Trellis-based optimization of layer extraction for rate adaptation in real-time scalable stereo video coding
c TÜBİTAK
Turk J Elec Eng & Comp Sci, Vol.20, No.4, 2012,
doi:10.3906/elk-1010-880
Trellis-based optimization of layer extraction for rate
adaptation in real-time scalable stereo video coding
Nükhet ÖZBEK
Department of Computer Engineering, Yaşar University, Bornova 35100, İzmir-TURKEY
e-mail:
Received: 23.10.2010
Abstract
The concept of quality layers (QLs) has been adopted in the scalable video coding standard to enable
optimal rate adaptation of precoded video in the rate-distortion sense. QLs were previously extended to stereo
and multiple-view scalable video for efficient transport of 3DTV over the Internet. However, it is not possible
to use the QL method in applications that require real-time encoding since the priority determination process
assumes the availability of the whole video sequence. In this work, a trellis-based online rate adaptation is
proposed for real-time scalable stereo video coding, with a delay of 1 group of pictures (GoP). The delay can
be controlled by selection of the GoP size according to the application, such as 16 frames for live broadcast
or 8 or 4 frames for videoconferencing. In addition, the joint optimization of layer extraction for scalable
multiview coded stereo video is also proposed. It is assumed that the encoder/extractor is aware of the available
dynamic network bandwidth in order to perform rate-distortion optimized medium-grain fidelity scalability
layer selection for each GoP. Experimental results show that the performance of the proposed online method
is very close to that of QLs that would require the whole video sequence.
Key Words: 3DTV, dynamic rate allocation, quality layers, scalable video coding, scalable multiview video
coding, trellis-based optimization
1.
Introduction
Recently, scalable video coding (SVC) and stereo and multiview video have gained wide interest. The new
SVC and multiview video coding (MVC) standards, which are extensions of H.264/AVC [1], MPEG-4 part
10 (ISO/IEC 14496-10:2005/AMD3), were developed by the Joint Video Team to respond to market needs for
Internet video and 3D video, respectively. The SVC amendment was finalized in 2007 and MVC was added to the
standard in 2009 [2,3]. The joint scalable video model (JSVM) [4] and the joint multiview video model (JMVM)
[5] were developed as reference codecs to provide software implementation and to demonstrate nonnormative
encoding tools. Although the JMVM was implemented based on the JSVM, in order to take advantage of some
of the interfaces and transport mechanisms introduced for SVC, the JMVM currently does not support scalable
coding.
557
Turk J Elec Eng & Comp Sci, Vol.20, No.4, 2012
For adaptive streaming applications, packet-based fidelity scalability and optimized rate adaptation are
highly desirable.
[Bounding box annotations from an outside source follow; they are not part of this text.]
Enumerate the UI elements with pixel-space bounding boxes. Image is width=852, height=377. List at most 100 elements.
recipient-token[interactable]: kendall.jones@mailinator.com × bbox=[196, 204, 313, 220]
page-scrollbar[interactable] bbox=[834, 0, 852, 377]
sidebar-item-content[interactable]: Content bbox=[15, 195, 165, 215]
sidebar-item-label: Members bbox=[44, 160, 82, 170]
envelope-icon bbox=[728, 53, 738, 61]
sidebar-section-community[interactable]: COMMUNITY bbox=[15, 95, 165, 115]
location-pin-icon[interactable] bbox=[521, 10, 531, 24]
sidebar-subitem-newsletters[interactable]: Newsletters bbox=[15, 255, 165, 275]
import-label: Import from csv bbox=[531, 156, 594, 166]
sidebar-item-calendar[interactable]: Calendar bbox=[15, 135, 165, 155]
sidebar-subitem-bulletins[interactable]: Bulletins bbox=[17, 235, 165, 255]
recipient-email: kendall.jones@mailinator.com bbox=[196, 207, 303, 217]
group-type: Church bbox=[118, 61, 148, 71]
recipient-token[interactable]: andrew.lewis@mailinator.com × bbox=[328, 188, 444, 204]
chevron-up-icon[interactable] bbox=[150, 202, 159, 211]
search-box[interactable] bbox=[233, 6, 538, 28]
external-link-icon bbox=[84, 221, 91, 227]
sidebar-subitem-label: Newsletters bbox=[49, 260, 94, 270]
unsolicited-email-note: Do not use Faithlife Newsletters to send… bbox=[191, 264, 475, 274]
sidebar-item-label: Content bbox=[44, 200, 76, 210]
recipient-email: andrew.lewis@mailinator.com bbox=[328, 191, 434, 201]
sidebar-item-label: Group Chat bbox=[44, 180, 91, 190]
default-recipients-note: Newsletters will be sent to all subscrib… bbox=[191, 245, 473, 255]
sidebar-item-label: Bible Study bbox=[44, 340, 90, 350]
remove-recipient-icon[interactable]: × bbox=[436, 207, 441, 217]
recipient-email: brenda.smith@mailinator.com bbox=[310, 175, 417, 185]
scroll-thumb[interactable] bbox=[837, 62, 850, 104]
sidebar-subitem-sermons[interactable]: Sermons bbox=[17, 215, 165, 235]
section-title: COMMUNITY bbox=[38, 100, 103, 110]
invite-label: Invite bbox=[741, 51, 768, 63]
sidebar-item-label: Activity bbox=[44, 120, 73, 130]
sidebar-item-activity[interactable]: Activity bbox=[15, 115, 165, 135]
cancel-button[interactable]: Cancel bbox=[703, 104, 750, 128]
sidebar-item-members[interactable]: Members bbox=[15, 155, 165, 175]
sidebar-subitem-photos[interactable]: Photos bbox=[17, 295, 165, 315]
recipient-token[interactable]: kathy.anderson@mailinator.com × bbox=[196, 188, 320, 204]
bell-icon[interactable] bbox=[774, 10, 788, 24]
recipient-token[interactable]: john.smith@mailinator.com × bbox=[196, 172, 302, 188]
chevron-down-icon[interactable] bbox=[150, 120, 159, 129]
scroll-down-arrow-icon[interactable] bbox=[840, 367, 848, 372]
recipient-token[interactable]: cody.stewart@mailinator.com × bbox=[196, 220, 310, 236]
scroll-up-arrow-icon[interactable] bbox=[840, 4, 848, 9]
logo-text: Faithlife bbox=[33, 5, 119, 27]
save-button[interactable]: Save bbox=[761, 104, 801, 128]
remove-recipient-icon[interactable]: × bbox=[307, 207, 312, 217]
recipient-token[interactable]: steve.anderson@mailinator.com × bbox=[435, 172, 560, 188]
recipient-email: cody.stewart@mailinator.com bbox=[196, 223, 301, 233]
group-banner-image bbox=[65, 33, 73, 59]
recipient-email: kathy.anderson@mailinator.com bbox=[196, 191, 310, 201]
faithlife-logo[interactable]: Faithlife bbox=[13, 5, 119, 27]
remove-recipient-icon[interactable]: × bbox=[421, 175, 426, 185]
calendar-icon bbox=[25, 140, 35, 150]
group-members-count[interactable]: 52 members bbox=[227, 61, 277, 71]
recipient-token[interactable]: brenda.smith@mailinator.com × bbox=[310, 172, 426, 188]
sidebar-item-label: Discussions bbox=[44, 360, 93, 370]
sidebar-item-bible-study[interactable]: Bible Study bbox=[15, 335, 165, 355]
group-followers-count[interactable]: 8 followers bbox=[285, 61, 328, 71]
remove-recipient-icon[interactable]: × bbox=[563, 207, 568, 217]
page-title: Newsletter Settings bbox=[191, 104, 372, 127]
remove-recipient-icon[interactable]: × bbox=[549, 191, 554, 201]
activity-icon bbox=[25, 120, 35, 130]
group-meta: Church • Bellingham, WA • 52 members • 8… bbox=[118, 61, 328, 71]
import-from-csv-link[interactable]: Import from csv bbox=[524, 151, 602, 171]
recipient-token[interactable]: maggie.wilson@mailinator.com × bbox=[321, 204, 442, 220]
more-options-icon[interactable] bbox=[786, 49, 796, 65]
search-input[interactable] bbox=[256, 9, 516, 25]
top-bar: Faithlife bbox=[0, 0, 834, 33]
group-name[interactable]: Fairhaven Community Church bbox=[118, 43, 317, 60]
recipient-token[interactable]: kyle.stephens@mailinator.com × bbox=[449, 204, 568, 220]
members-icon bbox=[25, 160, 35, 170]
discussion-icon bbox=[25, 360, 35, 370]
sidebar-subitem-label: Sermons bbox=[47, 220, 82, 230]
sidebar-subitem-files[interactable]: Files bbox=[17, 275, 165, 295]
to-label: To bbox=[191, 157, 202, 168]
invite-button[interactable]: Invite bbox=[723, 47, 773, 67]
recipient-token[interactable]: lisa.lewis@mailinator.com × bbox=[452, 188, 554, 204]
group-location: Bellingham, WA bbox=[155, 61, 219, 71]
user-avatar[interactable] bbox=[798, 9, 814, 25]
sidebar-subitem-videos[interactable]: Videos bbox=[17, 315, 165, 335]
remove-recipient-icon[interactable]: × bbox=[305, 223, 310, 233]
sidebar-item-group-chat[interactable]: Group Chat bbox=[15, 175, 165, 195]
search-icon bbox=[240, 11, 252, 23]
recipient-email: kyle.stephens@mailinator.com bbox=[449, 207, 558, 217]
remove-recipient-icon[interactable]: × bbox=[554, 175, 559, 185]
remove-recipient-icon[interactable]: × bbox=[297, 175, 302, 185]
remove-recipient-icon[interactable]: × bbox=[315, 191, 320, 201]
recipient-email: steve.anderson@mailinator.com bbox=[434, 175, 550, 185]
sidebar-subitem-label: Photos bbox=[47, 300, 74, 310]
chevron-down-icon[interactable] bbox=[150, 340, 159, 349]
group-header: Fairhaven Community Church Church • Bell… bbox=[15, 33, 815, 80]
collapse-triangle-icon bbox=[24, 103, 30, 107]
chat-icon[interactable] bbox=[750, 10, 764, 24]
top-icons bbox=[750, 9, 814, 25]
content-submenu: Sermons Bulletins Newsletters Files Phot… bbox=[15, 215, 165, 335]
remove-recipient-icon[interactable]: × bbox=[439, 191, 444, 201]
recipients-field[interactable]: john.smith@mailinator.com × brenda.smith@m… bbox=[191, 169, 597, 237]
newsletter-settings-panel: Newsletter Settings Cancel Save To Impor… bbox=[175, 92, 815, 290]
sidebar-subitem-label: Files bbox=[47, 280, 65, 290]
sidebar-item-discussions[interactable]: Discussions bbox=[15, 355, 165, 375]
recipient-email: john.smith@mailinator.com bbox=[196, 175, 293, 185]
A low-complexity but high-performance method for packet-based fidelity scalability, also
referred to as medium-grain fidelity scalability (MGS), was adopted as a normative element of SVC [2]. MGS
operates in the transform domain and allows fragmentation of a given fidelity enhancement, which means
frequency-selective grouping of the transform coefficients [6]. This splitting of coefficients among fragments
enables graceful degradation if fragments are dropped during adaptation.
The quality layers (QLs) concept, which was designed for transmitting a priority value for each network
abstraction layer unit (NALU), was adopted in the SVC standard in order to enable an optimal adaptation in
a rate-distortion (R-D) sense [7]. However, the method of deriving suitable priority id values is not part of the
standard. The example method in [7] also presents a way to extract NALUs according to priority ids for a given
target bitrate. The QL method is used as a ground truth and the goodness criterion is how close the proposed
method is to the QL method in terms of R-D performance.
Latest advances in 3DTV technology have led to new approaches for efficient coding and transport of
multiview video (MVV). There are several approaches for the encoding of MVV, which provide a trade-off
between random access, ease of rate adaptation, and compression efficiency, allowing simulcast coding, scalable
simulcast coding, MVC, and scalable multiview video coding (SMVC). MVC based on hierarchical B-pictures
in temporal and interview dimensions has proven to have the best performance in exhaustive experiments
conducted in the context of MPEG standardization. The effectiveness of this approach was demonstrated by
an experimental analysis of temporal versus interview prediction in terms of a Lagrange cost function in [8].
In order to combine the advantages of scalable coding and MVC, SMVC was recently introduced, which
is an extension of SVC [2] for MVC and presented coding results that were superior to simulcast SVC of stereo
and multiple views with effectiveness in view and/or layer switching [9,10]. SMVC uses hierarchical B-pictures
in both temporal and interview prediction. QLs were also extended to stereo and multiview scalable video
for adaptive optimized 3DTV streaming over the Internet [11,12]. However, it is not possible to use QLs in
applications that require real-time encoding since the priority determination process assumes availability of the
whole stereo video sequence and the R-D data are computed for each NALU in which computing the distortion
is the most time consuming.
Trellis-based approaches are widely used in bit allocation by optimal quantization [13-15], video summarization [16], and optimal fidelity scaling for spatial layers [17]. In this paper, a trellis-based online rate
adaptation is proposed for real-time scalable coding of stereo videos. The algorithm assumes that the encoder/extractor is aware of the available network bandwidth and thus R-D optimized (RDO) MGS layer selection can be performed dynamically for each group of pictures (GoP). The delay can be controlled by selection
of a suitable GoP size according to the application, such as 16 frames for live broadcast or 8 or 4 frames for
videoconferencing. The paper is organized as follows: Section 2 reviews scalable stereoscopic video coding,
which was developed earlier, along with the QL concept and previous work on stereo extension of QLs. Section
3 introduces the proposed algorithm and discusses implementation and complexity issues. Section 4 provides
experimental results with monocular and stereoscopic test sequences. Conclusions are drawn in Section 5.
558
ÖZBEK: Trellis-based optimization of layer extraction for...,
2.
Background
2.1.
Scalable stereo video coding
The SMVC design [9] exploits the temporal scalability feature of the JSVM reference software [4] by sequential
interleaving of the first (right) and second (left) views in each GoP. The prediction structure, which is given in
detail in [9], supports adaptive temporal or disparity-compensated prediction such that every frame in the left
view uses past and future frames from its own view and the collocated frame from the ri (...truncated)